In the case of E cores, air gaps can be adjusted in grinding processes with very small manufacturing tolerances for the purpose of avoiding saturation influences, so that the AL value of a magnetic core can be adjusted by precise grinding. It is true that the winding process of these magnetic cores is not very complicated, since the coil to be wound has no core and is coupled to the core only during the assembly process, but joining two E core halves in a separate gluing process is highly disadvantageous. The disadvantage resides, on the one hand, in that the glued joint leads to a significant weak point in the finished component and, on the other hand, in that the gluing process represents a considerable cost and time factor in the production process. In addition, the two E core halves are separately molded in a molding press in the production process and are then removed from the moldings press. Subsequently, the two E core halves are sintered individually in two separate sintering processes. All this results in complicated handling for conventional production processes. Furthermore, due to the inevitable manufacturing tolerances occurring during sintering, it can no longer be guaranteed for two individually sintered core parts that the core formed by combining the two core parts is produced with the desired accuracy and, in particular, that the outer legs of two E core halves are arranged in plane-parallel opposed relationship with one another.
In addition, the manufacturing tolerances occurring in the sintered core halves result in a displacement at the transition from one core half to the next, when two E core halves that have been produced in this way are assembled. The resultant locations of displacement in the finished core represent for the magnetic field lines in the finished inductive component a constriction of the magnetically effective core cross-section. At said constriction, premature saturation of the core occurs and leads to a decrease in inductance. Furthermore, the field lines exit the ferrite area at saturation regions and saturation gaps during operation in the finished inductive component, so that additional losses will occur in the winding.

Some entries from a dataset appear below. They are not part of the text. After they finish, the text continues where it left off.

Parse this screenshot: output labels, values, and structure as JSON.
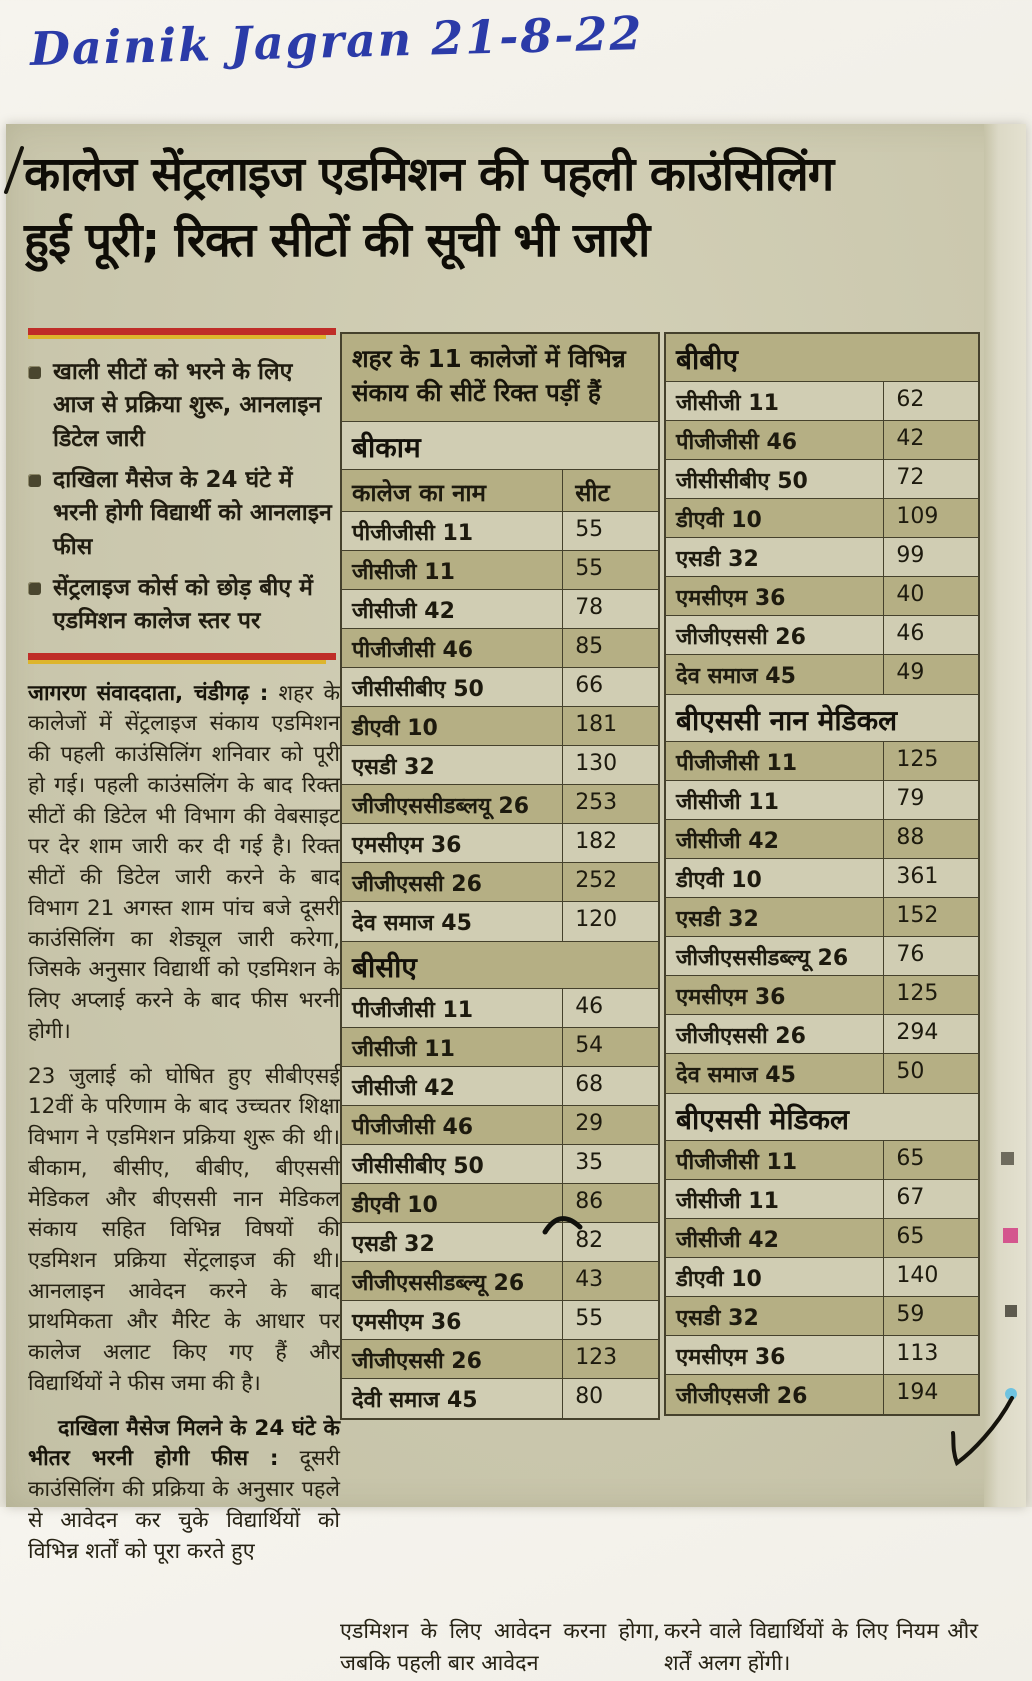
{
  "note": "Dainik Jagran 21-8-22",
  "headline": {
    "line1": "कालेज सेंट्रलाइज एडमिशन की पहली काउंसिलिंग",
    "line2": "हुई पूरी; रिक्त सीटों की सूची भी जारी"
  },
  "bullets": [
    "खाली सीटों को भरने के लिए आज से प्रक्रिया शुरू, आनलाइन डिटेल जारी",
    "दाखिला मैसेज के 24 घंटे में भरनी होगी विद्यार्थी को आनलाइन फीस",
    "सेंट्रलाइज कोर्स को छोड़ बीए में एडमिशन कालेज स्तर पर"
  ],
  "article": {
    "byline": "जागरण संवाददाता, चंडीगढ़ :",
    "para1": "शहर के कालेजों में सेंट्रलाइज संकाय एडमिशन की पहली काउंसिलिंग शनिवार को पूरी हो गई। पहली काउंसलिंग के बाद रिक्त सीटों की डिटेल भी विभाग की वेबसाइट पर देर शाम जारी कर दी गई है। रिक्त सीटों की डिटेल जारी करने के बाद विभाग 21 अगस्त शाम पांच बजे दूसरी काउंसिलिंग का शेड्यूल जारी करेगा, जिसके अनुसार विद्यार्थी को एडमिशन के लिए अप्लाई करने के बाद फीस भरनी होगी।",
    "para2": "23 जुलाई को घोषित हुए सीबीएसई 12वीं के परिणाम के बाद उच्चतर शिक्षा विभाग ने एडमिशन प्रक्रिया शुरू की थी। बीकाम, बीसीए, बीबीए, बीएससी मेडिकल और बीएससी नान मेडिकल संकाय सहित विभिन्न विषयों की एडमिशन प्रक्रिया सेंट्रलाइज की थी। आनलाइन आवेदन करने के बाद प्राथमिकता और मैरिट के आधार पर कालेज अलाट किए गए हैं और विद्यार्थियों ने फीस जमा की है।",
    "para3_lead": "दाखिला मैसेज मिलने के 24 घंटे के भीतर भरनी होगी फीस :",
    "para3": "दूसरी काउंसिलिंग की प्रक्रिया के अनुसार पहले से आवेदन कर चुके विद्यार्थियों को विभिन्न शर्तों को पूरा करते हुए",
    "bottom_left": "एडमिशन के लिए आवेदन करना होगा, जबकि पहली बार आवेदन",
    "bottom_right": "करने वाले विद्यार्थियों के लिए नियम और शर्तें अलग होंगी।"
  },
  "table_intro": "शहर के 11 कालेजों में विभिन्न संकाय की सीटें रिक्त पड़ीं हैं",
  "columns": {
    "name": "कालेज का नाम",
    "seat": "सीट"
  },
  "sections": [
    {
      "title": "बीकाम",
      "rows": [
        {
          "college": "पीजीजीसी 11",
          "seats": "55"
        },
        {
          "college": "जीसीजी 11",
          "seats": "55"
        },
        {
          "college": "जीसीजी 42",
          "seats": "78"
        },
        {
          "college": "पीजीजीसी 46",
          "seats": "85"
        },
        {
          "college": "जीसीसीबीए 50",
          "seats": "66"
        },
        {
          "college": "डीएवी 10",
          "seats": "181"
        },
        {
          "college": "एसडी 32",
          "seats": "130"
        },
        {
          "college": "जीजीएससीडब्लयू 26",
          "seats": "253"
        },
        {
          "college": "एमसीएम 36",
          "seats": "182"
        },
        {
          "college": "जीजीएससी 26",
          "seats": "252"
        },
        {
          "college": "देव समाज 45",
          "seats": "120"
        }
      ]
    },
    {
      "title": "बीसीए",
      "rows": [
        {
          "college": "पीजीजीसी 11",
          "seats": "46"
        },
        {
          "college": "जीसीजी 11",
          "seats": "54"
        },
        {
          "college": "जीसीजी 42",
          "seats": "68"
        },
        {
          "college": "पीजीजीसी 46",
          "seats": "29"
        },
        {
          "college": "जीसीसीबीए 50",
          "seats": "35"
        },
        {
          "college": "डीएवी 10",
          "seats": "86"
        },
        {
          "college": "एसडी 32",
          "seats": "82"
        },
        {
          "college": "जीजीएससीडब्ल्यू 26",
          "seats": "43"
        },
        {
          "college": "एमसीएम 36",
          "seats": "55"
        },
        {
          "college": "जीजीएससी 26",
          "seats": "123"
        },
        {
          "college": "देवी समाज 45",
          "seats": "80"
        }
      ]
    },
    {
      "title": "बीबीए",
      "rows": [
        {
          "college": "जीसीजी 11",
          "seats": "62"
        },
        {
          "college": "पीजीजीसी 46",
          "seats": "42"
        },
        {
          "college": "जीसीसीबीए 50",
          "seats": "72"
        },
        {
          "college": "डीएवी 10",
          "seats": "109"
        },
        {
          "college": "एसडी 32",
          "seats": "99"
        },
        {
          "college": "एमसीएम 36",
          "seats": "40"
        },
        {
          "college": "जीजीएससी 26",
          "seats": "46"
        },
        {
          "college": "देव समाज 45",
          "seats": "49"
        }
      ]
    },
    {
      "title": "बीएससी नान मेडिकल",
      "rows": [
        {
          "college": "पीजीजीसी 11",
          "seats": "125"
        },
        {
          "college": "जीसीजी 11",
          "seats": "79"
        },
        {
          "college": "जीसीजी 42",
          "seats": "88"
        },
        {
          "college": "डीएवी 10",
          "seats": "361"
        },
        {
          "college": "एसडी 32",
          "seats": "152"
        },
        {
          "college": "जीजीएससीडब्ल्यू 26",
          "seats": "76"
        },
        {
          "college": "एमसीएम 36",
          "seats": "125"
        },
        {
          "college": "जीजीएससी 26",
          "seats": "294"
        },
        {
          "college": "देव समाज 45",
          "seats": "50"
        }
      ]
    },
    {
      "title": "बीएससी मेडिकल",
      "rows": [
        {
          "college": "पीजीजीसी 11",
          "seats": "65"
        },
        {
          "college": "जीसीजी 11",
          "seats": "67"
        },
        {
          "college": "जीसीजी 42",
          "seats": "65"
        },
        {
          "college": "डीएवी 10",
          "seats": "140"
        },
        {
          "college": "एसडी 32",
          "seats": "59"
        },
        {
          "college": "एमसीएम 36",
          "seats": "113"
        },
        {
          "college": "जीजीएसजी 26",
          "seats": "194"
        }
      ]
    }
  ],
  "colors": {
    "handwriting_blue": "#2b3ba8",
    "rule_red": "#bf2d28",
    "rule_yellow": "#ddb52d",
    "row_shaded": "#b5af84",
    "row_light": "#d0cdb3",
    "paper": "#cbc8ae"
  }
}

The frame core admittedly has the advantage that the core is produced from one piece and does therefore not necessitate any subsequent gluing process, a circumstance which leads to a significantly increased mechanical stability in comparison with glued core configurations and which, due to the non-existing gluing process, also leads to a simple production process, but it is here much more difficult to efficiently form air gaps in a frame core. For this reason, frame cores are excluded from many power applications.
Reference DE 10 2004 008 961 B1 describes a frame core with a center leg glued into said frame core.

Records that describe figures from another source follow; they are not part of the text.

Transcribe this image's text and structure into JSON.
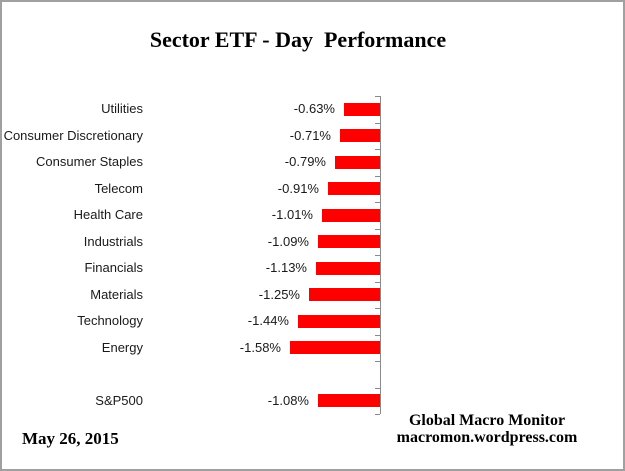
{
  "title": "Sector ETF - Day  Performance",
  "footer": {
    "date": "May 26, 2015",
    "credit_line1": "Global Macro Monitor",
    "credit_line2": "macromon.wordpress.com"
  },
  "chart_data": {
    "type": "bar",
    "orientation": "horizontal",
    "title": "Sector ETF - Day  Performance",
    "xlabel": "",
    "ylabel": "",
    "xlim": [
      -2,
      0
    ],
    "grid": false,
    "legend": "none",
    "bar_color": "#ff0000",
    "axis_color": "#8a8a8a",
    "categories": [
      "Utilities",
      "Consumer Discretionary",
      "Consumer Staples",
      "Telecom",
      "Health Care",
      "Industrials",
      "Financials",
      "Materials",
      "Technology",
      "Energy",
      "",
      "S&P500"
    ],
    "values": [
      -0.63,
      -0.71,
      -0.79,
      -0.91,
      -1.01,
      -1.09,
      -1.13,
      -1.25,
      -1.44,
      -1.58,
      null,
      -1.08
    ],
    "value_labels": [
      "-0.63%",
      "-0.71%",
      "-0.79%",
      "-0.91%",
      "-1.01%",
      "-1.09%",
      "-1.13%",
      "-1.25%",
      "-1.44%",
      "-1.58%",
      "",
      "-1.08%"
    ]
  }
}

Document DE 1 193 119 describes a framelike core component with a tuning pin inserted in a semi-cylindrical recess of the framelike core component.
Reference EP 004272 A2 discloses a method of manufacturing magnetic cores from molding material with soft-magnetic properties by molding a mixture of soft-magnetic material and a synthetic resin as a binder, a mixture of iron powder being here mixed with a thermosetting resin in liquid form and filled into a heated mold and then molded.
Reference DE 3909624 A1 describes an E-I core with an air gap, the air gap being formed in the I part of the core by means of molding.
Reference DE 2305958 A discloses a bipartite magnetic core with a sheared hysteresis loop, said magnetic core being sheared in an air gap-free manner by a solid non-magnetic or low-permeable body and the parts of the magnetic core being firmly interconnected, partially as directly as possible and partially via the body with a sheared hysteresis loop.